De afgelopen weken is mij meermaals gevraagd waarom onze fractie ermee ingestemd heeft dat huurders mee gaan betalen aan de rioolheffing. Van GroenLinks had men dit niet verwacht. Daarom wil ik het uitleggen.

De rioolheffing bestaat sinds dit jaar, met onze steun, uit een vast en een flexibel deel. Het vaste deel dekt alle vaste kosten, zoals personeel, beleid en ontwikkeling. Deze worden op één hoop gegooid en gedeeld door het aantal gebruikers. Het flexibele deel dekt kosten die afhankelijk zijn van de mate van het gebruik van het riool. Huishoudens worden hiervoor aangeslagen op basis van het waterverbruik. Terecht, vindt GroenLinks, want ‘de gebruiker betaalt’. Het meeste water wordt immers weer als vuilwater afgevoerd door het riool.

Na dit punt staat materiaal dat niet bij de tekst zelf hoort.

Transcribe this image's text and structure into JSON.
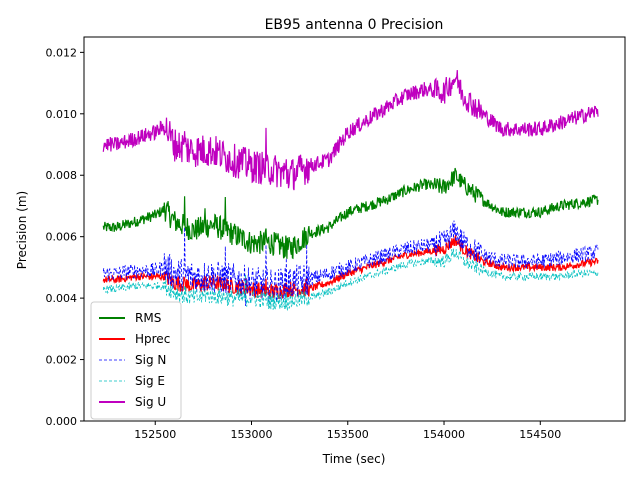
{
  "chart_data": {
    "type": "line",
    "title": "EB95 antenna 0 Precision",
    "xlabel": "Time (sec)",
    "ylabel": "Precision (m)",
    "xlim": [
      152130,
      154940
    ],
    "ylim": [
      0.0,
      0.0125
    ],
    "xticks": [
      152500,
      153000,
      153500,
      154000,
      154500
    ],
    "xtick_labels": [
      "152500",
      "153000",
      "153500",
      "154000",
      "154500"
    ],
    "yticks": [
      0.0,
      0.002,
      0.004,
      0.006,
      0.008,
      0.01,
      0.012
    ],
    "ytick_labels": [
      "0.000",
      "0.002",
      "0.004",
      "0.006",
      "0.008",
      "0.010",
      "0.012"
    ],
    "grid": false,
    "legend_position": "lower-left",
    "x": [
      152230,
      152300,
      152400,
      152500,
      152550,
      152600,
      152700,
      152800,
      152900,
      153000,
      153100,
      153200,
      153300,
      153400,
      153500,
      153600,
      153700,
      153800,
      153900,
      154000,
      154060,
      154100,
      154200,
      154300,
      154400,
      154500,
      154600,
      154700,
      154800
    ],
    "series": [
      {
        "name": "RMS",
        "color": "#008000",
        "style": "solid",
        "noise": 0.00018,
        "values": [
          0.0063,
          0.0063,
          0.0065,
          0.0067,
          0.0069,
          0.0065,
          0.0062,
          0.0064,
          0.0061,
          0.0058,
          0.0058,
          0.0056,
          0.0061,
          0.0063,
          0.0068,
          0.007,
          0.0072,
          0.0075,
          0.0077,
          0.0076,
          0.008,
          0.0077,
          0.0072,
          0.0068,
          0.0068,
          0.0068,
          0.007,
          0.0071,
          0.0072
        ]
      },
      {
        "name": "Hprec",
        "color": "#ff0000",
        "style": "solid",
        "noise": 0.00012,
        "values": [
          0.0046,
          0.0046,
          0.0047,
          0.0047,
          0.0047,
          0.0045,
          0.0044,
          0.0045,
          0.0044,
          0.0043,
          0.0042,
          0.0043,
          0.0043,
          0.0045,
          0.0048,
          0.005,
          0.0052,
          0.0054,
          0.0055,
          0.0056,
          0.0059,
          0.0056,
          0.0052,
          0.005,
          0.005,
          0.005,
          0.005,
          0.0051,
          0.0052
        ]
      },
      {
        "name": "Sig N",
        "color": "#0000ff",
        "style": "dashed",
        "noise": 0.00025,
        "values": [
          0.0048,
          0.0048,
          0.0049,
          0.0049,
          0.005,
          0.0048,
          0.0047,
          0.0047,
          0.0046,
          0.0045,
          0.0044,
          0.0045,
          0.0046,
          0.0048,
          0.005,
          0.0052,
          0.0054,
          0.0056,
          0.0057,
          0.0058,
          0.0062,
          0.0058,
          0.0054,
          0.0052,
          0.0052,
          0.0052,
          0.0053,
          0.0054,
          0.0055
        ]
      },
      {
        "name": "Sig E",
        "color": "#00bfbf",
        "style": "dashed",
        "noise": 0.00013,
        "values": [
          0.0043,
          0.0043,
          0.0044,
          0.0044,
          0.0044,
          0.0042,
          0.004,
          0.0041,
          0.004,
          0.004,
          0.0039,
          0.0039,
          0.004,
          0.0042,
          0.0045,
          0.0047,
          0.0049,
          0.0051,
          0.0052,
          0.0052,
          0.0055,
          0.0052,
          0.0049,
          0.0047,
          0.0047,
          0.0047,
          0.0047,
          0.0048,
          0.0048
        ]
      },
      {
        "name": "Sig U",
        "color": "#bf00bf",
        "style": "solid",
        "noise": 0.00025,
        "values": [
          0.009,
          0.009,
          0.0092,
          0.0094,
          0.0096,
          0.009,
          0.0088,
          0.0088,
          0.0085,
          0.0083,
          0.0082,
          0.008,
          0.0083,
          0.0085,
          0.0094,
          0.0098,
          0.0102,
          0.0106,
          0.0108,
          0.0107,
          0.0112,
          0.0106,
          0.01,
          0.0095,
          0.0095,
          0.0095,
          0.0097,
          0.0099,
          0.0101
        ]
      }
    ]
  }
}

Tot dit jaar betaalden huurders geen rioolheffing. Althans, dat dachten zij. Het vaste en flexibele deel werd, net als nu, betaald door de woningstichting of huiseigenaar. Maar dit jaar worden huurders ‘opeens’ aangeslagen voor het flexibele deel, zo hoor ik. In deze gedachtegang wordt vergeten dat vroeger de flexibele heffing ook al betaald werd door de huurders. Immers, de enige inkomsten van een woningstichting zijn de huren. Dus de heffing zat in de exploitatie van de woningstichting, maar was niet in de huur terug te zien. Nu wel, waardoor het helder wordt dat iedere burger die gebruik maakt van deze voorziening, huurder en eigenaar, meebetaalt. Ik vind dit redelijk, rechtvaardig en duidelijk. Samen dragen we de lasten, waarbij mensen met een kleine beurs vrijstelling kunnen krijgen. Het mooie van deze manier van heffen is dat het stimuleert op het watergebruik te letten: wie meer gebruikt, betaalt meer en omgekeerd.